Les services secrets occidentaux ont leur confirmation. Evgueni Prigojine, homme d’affaires proche du Kremlin, a reconnu lundi avoir fondé en 2014 le groupe paramilitaire Wagner, présent dans de nombreux conflits à travers le monde, le qualifiant de “pilier” de la défense des intérêts russes.
L’homme surnommé “le cuisinier de Poutine” parce que sa société de restauration approvisionnait le Kremlin admet ainsi ce que les puissances occidentales et les médias prétendent depuis longtemps.
L’armée de l’ombre de Poutine
Wagner, dont la présence est documentée depuis huit ans en Ukraine, en Syrie, en Libye ou encore en Centrafrique et au Mali, est perçu par ses détracteurs comme l’armée de l’ombre de Vladimir Poutine, qui promeut les intérêts russes en fournissant des combattants, mais aussi des instructeurs et des conseillers militaires. . Le président russe avait démenti, il y a un an, que le groupe accomplissait ses travaux de base et servait les intérêts de l’État russe.

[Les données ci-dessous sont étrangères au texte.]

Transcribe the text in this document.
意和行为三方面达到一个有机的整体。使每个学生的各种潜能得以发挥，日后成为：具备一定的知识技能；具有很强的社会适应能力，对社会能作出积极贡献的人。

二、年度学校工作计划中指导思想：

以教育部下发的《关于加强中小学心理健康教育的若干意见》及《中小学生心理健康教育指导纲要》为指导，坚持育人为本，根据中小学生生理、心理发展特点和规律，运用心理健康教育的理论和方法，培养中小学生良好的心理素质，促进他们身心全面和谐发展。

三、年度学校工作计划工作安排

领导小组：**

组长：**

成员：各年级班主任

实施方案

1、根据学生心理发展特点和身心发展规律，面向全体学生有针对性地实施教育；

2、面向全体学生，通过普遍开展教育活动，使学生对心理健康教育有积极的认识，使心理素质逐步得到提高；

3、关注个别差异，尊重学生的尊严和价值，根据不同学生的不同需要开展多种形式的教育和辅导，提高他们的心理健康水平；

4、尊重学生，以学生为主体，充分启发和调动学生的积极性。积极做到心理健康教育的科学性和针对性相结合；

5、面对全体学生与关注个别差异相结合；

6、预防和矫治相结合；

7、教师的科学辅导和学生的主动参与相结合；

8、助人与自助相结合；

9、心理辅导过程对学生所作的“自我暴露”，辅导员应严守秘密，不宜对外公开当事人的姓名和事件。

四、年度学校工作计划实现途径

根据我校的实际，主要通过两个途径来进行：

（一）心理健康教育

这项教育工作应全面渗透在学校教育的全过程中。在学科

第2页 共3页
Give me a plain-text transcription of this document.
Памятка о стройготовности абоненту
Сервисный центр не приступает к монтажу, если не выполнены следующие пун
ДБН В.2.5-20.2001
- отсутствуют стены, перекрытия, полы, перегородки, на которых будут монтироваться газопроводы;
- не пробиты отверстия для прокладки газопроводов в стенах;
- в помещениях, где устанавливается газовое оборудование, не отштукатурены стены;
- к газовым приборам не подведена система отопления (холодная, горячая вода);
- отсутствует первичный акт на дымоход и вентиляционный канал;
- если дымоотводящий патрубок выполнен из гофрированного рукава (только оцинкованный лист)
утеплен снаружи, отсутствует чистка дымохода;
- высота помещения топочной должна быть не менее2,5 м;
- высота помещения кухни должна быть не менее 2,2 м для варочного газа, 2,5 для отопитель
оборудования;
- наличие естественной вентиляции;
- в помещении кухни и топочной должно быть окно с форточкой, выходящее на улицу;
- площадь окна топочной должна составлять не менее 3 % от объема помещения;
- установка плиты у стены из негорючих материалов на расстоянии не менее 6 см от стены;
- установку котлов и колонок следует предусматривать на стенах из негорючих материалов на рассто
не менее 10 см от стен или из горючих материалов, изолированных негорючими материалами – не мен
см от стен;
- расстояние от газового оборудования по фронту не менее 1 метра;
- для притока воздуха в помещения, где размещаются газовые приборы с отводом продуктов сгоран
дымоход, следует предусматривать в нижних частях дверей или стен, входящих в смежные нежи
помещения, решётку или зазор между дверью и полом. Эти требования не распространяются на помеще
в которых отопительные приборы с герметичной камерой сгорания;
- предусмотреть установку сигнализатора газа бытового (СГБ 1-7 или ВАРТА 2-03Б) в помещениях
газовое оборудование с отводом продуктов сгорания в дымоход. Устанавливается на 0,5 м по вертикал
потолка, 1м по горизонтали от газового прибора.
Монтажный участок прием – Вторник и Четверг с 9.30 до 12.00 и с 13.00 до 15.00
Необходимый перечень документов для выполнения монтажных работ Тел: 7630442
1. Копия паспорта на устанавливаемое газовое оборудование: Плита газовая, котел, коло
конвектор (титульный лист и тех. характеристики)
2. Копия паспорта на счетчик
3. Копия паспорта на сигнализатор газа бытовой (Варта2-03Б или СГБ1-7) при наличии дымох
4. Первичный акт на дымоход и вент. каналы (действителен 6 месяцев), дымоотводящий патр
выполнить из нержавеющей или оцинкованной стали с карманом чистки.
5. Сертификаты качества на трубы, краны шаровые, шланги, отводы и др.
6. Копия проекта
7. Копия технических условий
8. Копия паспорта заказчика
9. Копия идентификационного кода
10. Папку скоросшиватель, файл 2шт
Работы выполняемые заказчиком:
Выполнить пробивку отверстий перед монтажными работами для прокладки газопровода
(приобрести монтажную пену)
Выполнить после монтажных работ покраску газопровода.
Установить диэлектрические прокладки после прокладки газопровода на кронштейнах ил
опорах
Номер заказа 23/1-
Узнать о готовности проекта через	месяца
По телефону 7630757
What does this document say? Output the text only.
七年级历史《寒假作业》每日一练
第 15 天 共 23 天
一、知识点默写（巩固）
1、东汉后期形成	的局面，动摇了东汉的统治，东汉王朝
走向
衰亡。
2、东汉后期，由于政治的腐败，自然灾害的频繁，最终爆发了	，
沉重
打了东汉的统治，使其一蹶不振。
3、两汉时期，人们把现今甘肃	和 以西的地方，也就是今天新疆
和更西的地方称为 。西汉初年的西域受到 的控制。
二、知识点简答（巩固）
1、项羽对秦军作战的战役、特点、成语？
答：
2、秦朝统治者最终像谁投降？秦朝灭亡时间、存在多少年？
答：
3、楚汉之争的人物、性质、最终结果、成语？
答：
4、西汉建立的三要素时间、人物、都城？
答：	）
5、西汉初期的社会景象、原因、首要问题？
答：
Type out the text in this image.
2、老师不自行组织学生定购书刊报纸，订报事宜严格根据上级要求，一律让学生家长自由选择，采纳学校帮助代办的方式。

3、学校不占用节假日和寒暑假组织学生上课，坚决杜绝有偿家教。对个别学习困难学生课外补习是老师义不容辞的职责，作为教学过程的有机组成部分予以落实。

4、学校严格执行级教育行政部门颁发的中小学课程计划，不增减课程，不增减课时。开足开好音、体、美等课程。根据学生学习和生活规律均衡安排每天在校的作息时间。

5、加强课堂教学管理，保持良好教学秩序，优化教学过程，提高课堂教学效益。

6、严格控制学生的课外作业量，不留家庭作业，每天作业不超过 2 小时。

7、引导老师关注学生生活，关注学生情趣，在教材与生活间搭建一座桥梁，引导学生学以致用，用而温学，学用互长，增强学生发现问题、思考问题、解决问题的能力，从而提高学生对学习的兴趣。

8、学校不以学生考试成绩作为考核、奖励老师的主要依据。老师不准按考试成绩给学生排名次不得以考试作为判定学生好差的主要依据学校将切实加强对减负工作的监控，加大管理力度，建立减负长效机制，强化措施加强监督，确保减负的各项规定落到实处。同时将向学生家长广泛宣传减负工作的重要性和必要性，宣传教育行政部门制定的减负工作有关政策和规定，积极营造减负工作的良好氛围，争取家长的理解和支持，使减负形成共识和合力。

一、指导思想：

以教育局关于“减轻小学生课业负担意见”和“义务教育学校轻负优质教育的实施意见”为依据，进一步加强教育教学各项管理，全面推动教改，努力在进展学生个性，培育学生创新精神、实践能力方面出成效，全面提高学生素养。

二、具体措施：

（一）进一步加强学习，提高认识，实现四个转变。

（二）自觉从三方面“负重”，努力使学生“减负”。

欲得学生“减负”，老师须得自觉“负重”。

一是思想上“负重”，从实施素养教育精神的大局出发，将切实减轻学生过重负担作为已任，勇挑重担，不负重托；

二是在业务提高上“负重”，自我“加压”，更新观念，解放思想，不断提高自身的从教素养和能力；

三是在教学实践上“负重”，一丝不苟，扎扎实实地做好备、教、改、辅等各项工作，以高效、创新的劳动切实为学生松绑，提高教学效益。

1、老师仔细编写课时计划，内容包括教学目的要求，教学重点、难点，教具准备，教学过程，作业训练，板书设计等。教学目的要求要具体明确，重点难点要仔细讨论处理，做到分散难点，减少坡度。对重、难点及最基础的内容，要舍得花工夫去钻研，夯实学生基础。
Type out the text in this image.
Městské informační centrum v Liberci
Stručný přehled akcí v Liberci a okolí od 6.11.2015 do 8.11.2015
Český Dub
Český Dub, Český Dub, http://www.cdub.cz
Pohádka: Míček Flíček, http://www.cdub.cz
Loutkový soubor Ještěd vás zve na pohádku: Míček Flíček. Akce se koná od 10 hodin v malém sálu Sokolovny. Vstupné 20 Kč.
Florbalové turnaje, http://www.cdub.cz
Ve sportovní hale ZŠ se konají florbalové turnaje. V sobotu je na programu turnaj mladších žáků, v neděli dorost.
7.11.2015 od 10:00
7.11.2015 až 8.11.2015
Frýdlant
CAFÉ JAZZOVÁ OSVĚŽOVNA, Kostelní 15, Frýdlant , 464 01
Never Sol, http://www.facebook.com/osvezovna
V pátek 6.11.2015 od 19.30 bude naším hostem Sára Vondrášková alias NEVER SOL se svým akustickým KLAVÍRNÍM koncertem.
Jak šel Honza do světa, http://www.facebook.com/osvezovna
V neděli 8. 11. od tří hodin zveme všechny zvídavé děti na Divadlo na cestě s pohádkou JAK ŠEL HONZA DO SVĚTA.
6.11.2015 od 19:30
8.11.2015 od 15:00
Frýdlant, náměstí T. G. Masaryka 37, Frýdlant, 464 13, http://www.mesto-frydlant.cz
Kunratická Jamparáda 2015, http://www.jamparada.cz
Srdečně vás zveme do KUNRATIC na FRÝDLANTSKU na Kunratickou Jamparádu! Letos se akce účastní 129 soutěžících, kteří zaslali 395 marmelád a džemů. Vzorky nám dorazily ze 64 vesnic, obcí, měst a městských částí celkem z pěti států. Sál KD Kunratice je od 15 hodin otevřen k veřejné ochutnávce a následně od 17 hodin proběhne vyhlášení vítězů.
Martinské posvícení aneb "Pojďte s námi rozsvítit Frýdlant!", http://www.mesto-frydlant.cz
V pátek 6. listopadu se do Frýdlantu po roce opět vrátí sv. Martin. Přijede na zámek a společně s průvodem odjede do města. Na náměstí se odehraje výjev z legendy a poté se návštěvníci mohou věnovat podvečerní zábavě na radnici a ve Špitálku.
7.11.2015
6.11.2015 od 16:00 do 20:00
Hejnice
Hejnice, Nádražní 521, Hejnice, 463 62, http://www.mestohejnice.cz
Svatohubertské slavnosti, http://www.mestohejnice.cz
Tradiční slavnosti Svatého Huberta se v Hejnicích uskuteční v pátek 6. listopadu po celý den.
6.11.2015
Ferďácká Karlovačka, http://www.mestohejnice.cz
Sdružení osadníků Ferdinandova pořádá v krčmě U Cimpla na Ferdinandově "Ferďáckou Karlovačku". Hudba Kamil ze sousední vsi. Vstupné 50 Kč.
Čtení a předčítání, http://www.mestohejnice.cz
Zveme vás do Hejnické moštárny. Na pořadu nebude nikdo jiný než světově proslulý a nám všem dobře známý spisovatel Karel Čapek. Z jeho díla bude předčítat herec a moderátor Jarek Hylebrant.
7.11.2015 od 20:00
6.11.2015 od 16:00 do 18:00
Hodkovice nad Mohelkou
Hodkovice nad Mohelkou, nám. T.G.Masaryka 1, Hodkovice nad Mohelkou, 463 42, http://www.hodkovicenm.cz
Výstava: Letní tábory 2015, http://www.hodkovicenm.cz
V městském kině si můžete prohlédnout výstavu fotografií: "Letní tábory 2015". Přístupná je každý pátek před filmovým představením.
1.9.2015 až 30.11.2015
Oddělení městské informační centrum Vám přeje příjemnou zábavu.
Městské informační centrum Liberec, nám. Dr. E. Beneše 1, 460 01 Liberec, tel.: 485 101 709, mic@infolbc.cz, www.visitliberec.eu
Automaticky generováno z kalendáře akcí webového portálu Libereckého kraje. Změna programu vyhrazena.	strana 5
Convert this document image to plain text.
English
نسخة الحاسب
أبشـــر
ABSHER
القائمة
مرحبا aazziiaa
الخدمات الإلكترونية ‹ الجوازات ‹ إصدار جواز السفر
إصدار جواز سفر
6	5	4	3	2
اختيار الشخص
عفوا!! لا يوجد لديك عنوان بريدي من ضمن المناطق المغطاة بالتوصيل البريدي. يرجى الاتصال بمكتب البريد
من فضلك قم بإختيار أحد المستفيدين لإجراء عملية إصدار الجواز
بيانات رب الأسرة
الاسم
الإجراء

L’admission d’Evgueni Prigojine intervient après la diffusion d’une vidéo sur les réseaux sociaux ce mois-ci qui semble le montrer en train de recruter des prisonniers d’une prison russe pour rejoindre les rangs de Wagner sur le front ukrainien. L’armée russe y est en difficulté, et Vladimir Poutine a ordonné la semaine dernière la mobilisation de centaines de milliers de réservistes pour tenter de reprendre le contrôle.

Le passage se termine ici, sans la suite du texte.